Resurgent racism – There is much to gain by fanning the flames of hatred, and too many people willing to do it. The Tea Party, Donald Trump, racial profiling, outrageous unemployment levels of black youth, unwarranted police violence – all symptoms of an embedded, institutionalized, premeditated system, backed by official terrorism that maintains an underclass to serve the needs of the rich and powerful. My biracial grandchildren and my black grandchildren, even as they grow up in safe neighborhoods and middle-class homes, live in a world that places barriers in their paths I never had to think about.

Attacks on unions – I spent most of my working life fighting back against the all-out assault on unions and the working people they represent. Now my union, AFSCME Council 31, whose newspaper I edited for 20 years, is under direct attack from a governor who has promised to eradicate it, leaving the public service employees it represents to fend for themselves as he lowers their standard of living and robs their families of a decent quality of life. Busting public employee unions, one of the last bastions of resistance to the corporate elite’s political agenda, is one of Gov. Bruce Rauner’s prime goals. Right now he is aiming directly at Chicago Teachers Union and AFSCME – trying to force Chicago Public Schools into bankruptcy and trying to force a strike of state employees.

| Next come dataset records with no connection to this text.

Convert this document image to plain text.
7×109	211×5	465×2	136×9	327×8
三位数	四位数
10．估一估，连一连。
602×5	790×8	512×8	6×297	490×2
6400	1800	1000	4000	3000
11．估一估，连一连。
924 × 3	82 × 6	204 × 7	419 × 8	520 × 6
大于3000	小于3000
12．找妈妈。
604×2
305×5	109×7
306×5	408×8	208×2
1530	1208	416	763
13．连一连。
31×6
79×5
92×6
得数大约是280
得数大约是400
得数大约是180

The antidote to worry is action. I have tried to find a place for myself in the climate battle, not with a lot of success yet. I show up for union and climate rallies. Today I went shopping for a new shower curtain, and socks that can accommodate my mom’s swollen feet, so I can mail it all to her facility in faraway Florida. Somehow, I have to do something on this election. Hillary winning is important if we are to do anything about climate change soon enough to matter, as is taking control of the U.S. Senate away from Mitch McConnell and his minions. Here in Illinois we can contribute to flipping the Senate by helping Tammy Duckworth beat the incumbent, Sen. Mark Kirk. And of course, there’s the blog. Just writing this post has alleviated some of the anxiety.